Charlie sat to face him, upright and alert. “Nothing but.”
“You’re right. She hasn’t seen the inside of this car. I suspect she hates it really, that she thinks it isn’t me. And she’s probably right.”
“So why’d you buy it?”
“To piss her off, mostly. I got a good bump at work. We used to have a Sable, first car we ever owned new. Got it the year we got hitched. God, we loved that thing. Silver wagon, though you wouldn’t know it. Hardly ever bothered to wash the damn thing. Always in it, going here, there. Thing always stank of whatever we’d eat on the go. Pizza, Chinese, Indian.”

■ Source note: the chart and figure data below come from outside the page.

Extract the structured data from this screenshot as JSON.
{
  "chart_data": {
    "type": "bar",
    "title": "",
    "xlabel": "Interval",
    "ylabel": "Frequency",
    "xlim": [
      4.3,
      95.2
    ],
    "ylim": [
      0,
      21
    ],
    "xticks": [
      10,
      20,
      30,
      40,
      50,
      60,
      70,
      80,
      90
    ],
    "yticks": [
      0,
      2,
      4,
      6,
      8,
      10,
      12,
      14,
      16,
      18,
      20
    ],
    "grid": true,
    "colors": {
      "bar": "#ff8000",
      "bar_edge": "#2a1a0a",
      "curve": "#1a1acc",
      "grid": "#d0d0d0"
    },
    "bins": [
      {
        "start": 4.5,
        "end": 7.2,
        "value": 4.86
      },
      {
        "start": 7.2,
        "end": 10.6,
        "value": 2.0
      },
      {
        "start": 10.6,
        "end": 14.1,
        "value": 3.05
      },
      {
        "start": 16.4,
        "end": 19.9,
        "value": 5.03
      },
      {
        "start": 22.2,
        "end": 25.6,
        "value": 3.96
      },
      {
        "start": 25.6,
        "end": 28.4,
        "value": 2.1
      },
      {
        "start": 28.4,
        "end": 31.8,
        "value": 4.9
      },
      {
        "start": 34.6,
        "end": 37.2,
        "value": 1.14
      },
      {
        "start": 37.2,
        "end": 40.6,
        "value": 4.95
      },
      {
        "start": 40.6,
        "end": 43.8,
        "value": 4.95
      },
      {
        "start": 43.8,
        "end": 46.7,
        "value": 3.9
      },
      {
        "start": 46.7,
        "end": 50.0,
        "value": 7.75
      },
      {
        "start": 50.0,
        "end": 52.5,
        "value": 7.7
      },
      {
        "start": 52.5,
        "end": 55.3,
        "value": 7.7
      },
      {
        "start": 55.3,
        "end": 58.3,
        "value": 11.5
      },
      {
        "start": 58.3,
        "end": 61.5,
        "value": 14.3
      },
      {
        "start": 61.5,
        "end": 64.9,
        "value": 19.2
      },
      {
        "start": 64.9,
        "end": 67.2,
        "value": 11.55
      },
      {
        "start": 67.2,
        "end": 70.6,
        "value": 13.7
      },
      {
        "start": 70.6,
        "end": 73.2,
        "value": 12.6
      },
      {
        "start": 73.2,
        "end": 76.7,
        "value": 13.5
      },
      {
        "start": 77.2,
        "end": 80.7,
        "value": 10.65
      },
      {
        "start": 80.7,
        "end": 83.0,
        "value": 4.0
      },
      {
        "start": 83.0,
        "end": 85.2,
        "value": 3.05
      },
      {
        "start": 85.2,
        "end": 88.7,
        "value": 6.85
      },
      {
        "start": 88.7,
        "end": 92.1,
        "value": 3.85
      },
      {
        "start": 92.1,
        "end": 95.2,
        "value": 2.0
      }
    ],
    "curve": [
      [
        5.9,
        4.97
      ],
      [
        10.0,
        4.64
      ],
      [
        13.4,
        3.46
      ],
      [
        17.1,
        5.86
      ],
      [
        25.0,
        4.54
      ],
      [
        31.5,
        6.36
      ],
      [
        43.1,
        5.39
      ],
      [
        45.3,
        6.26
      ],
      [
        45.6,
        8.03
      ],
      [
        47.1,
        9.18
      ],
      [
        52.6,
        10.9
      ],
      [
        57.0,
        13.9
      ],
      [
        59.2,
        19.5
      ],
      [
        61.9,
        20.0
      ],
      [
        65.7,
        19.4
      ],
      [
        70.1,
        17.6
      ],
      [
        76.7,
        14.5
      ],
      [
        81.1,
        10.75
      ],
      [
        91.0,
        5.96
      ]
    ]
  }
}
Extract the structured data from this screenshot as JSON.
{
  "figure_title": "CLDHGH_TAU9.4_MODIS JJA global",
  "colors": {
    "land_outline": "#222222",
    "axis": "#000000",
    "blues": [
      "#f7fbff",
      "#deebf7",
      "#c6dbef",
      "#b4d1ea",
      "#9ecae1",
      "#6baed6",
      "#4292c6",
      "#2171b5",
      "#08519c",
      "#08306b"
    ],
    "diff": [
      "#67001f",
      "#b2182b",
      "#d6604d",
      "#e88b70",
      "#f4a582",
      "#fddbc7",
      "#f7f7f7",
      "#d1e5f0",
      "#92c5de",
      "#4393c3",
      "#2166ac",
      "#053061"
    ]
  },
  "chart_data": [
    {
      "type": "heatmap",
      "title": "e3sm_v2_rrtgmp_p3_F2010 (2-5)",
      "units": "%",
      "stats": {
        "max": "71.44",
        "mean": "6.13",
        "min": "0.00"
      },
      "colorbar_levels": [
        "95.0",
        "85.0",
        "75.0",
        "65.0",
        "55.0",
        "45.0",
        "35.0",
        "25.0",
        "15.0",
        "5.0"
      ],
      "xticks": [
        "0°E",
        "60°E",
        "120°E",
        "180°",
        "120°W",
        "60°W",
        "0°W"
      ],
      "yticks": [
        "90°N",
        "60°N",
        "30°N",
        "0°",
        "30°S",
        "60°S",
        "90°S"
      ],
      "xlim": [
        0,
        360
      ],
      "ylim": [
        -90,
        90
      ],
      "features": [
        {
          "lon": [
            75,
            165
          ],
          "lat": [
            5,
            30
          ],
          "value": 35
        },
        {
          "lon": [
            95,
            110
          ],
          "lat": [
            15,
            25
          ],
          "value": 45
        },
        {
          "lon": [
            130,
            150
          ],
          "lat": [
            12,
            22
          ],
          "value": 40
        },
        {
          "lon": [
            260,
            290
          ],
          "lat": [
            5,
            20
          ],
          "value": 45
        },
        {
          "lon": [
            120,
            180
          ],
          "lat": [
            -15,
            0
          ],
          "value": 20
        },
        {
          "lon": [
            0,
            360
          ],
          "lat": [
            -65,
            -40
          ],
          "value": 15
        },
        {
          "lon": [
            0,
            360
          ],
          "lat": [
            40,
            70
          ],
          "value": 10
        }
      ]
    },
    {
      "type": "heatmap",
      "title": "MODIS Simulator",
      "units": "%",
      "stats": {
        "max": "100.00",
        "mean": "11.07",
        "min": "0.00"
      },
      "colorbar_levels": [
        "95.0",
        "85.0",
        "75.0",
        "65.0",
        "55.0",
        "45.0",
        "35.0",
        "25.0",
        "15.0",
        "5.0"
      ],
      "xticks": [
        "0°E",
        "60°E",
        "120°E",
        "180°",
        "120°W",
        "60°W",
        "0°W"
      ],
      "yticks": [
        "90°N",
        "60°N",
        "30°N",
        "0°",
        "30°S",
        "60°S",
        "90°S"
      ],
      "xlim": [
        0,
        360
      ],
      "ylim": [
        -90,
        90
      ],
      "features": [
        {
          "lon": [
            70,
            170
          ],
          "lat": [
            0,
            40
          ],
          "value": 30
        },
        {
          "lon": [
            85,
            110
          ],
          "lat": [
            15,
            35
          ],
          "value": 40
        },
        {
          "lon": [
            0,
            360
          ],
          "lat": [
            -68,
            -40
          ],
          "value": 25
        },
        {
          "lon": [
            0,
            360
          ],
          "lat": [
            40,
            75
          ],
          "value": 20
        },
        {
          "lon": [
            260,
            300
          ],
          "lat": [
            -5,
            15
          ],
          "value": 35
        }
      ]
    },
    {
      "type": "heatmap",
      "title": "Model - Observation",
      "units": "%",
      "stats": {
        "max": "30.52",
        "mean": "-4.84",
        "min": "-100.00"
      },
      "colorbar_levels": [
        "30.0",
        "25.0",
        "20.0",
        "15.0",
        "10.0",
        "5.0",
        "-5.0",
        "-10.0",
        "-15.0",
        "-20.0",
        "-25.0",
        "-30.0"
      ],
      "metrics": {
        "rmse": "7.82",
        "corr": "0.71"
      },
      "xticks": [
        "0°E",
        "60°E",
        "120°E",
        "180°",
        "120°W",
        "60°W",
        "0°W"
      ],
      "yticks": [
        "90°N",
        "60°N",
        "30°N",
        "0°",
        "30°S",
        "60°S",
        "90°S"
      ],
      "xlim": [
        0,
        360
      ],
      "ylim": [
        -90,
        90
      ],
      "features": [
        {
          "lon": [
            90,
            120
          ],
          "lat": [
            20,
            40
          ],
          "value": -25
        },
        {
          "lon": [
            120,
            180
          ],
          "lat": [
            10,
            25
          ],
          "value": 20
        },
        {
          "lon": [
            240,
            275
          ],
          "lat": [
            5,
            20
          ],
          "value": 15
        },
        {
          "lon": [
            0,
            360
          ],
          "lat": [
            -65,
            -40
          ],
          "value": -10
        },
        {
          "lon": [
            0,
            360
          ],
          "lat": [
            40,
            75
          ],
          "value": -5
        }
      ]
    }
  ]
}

“I was always finding coffee grips under the passenger seat,” Charlie shared. “Dan always tossed em back cause the cup wouldn’t fit in the holder with em still on.”
“Yeah,” Scott agreed. “I’d find betting stubs from Suffolk Downs or movie tickets under ours. Dunno how they hell they always wash up there, just seem to. Stuff’d be months old. You know, I once found a ticket for the first Matrix and this was after we’d seen the last one. God, that must have been three years ago.”
“Less than two, I think,” she corrected. “The crappy one with the robots, right?”
“Yes. God, really? Are you sure bout that?” She nodded. “Wow. And you think you had a dumpster?” he remarked.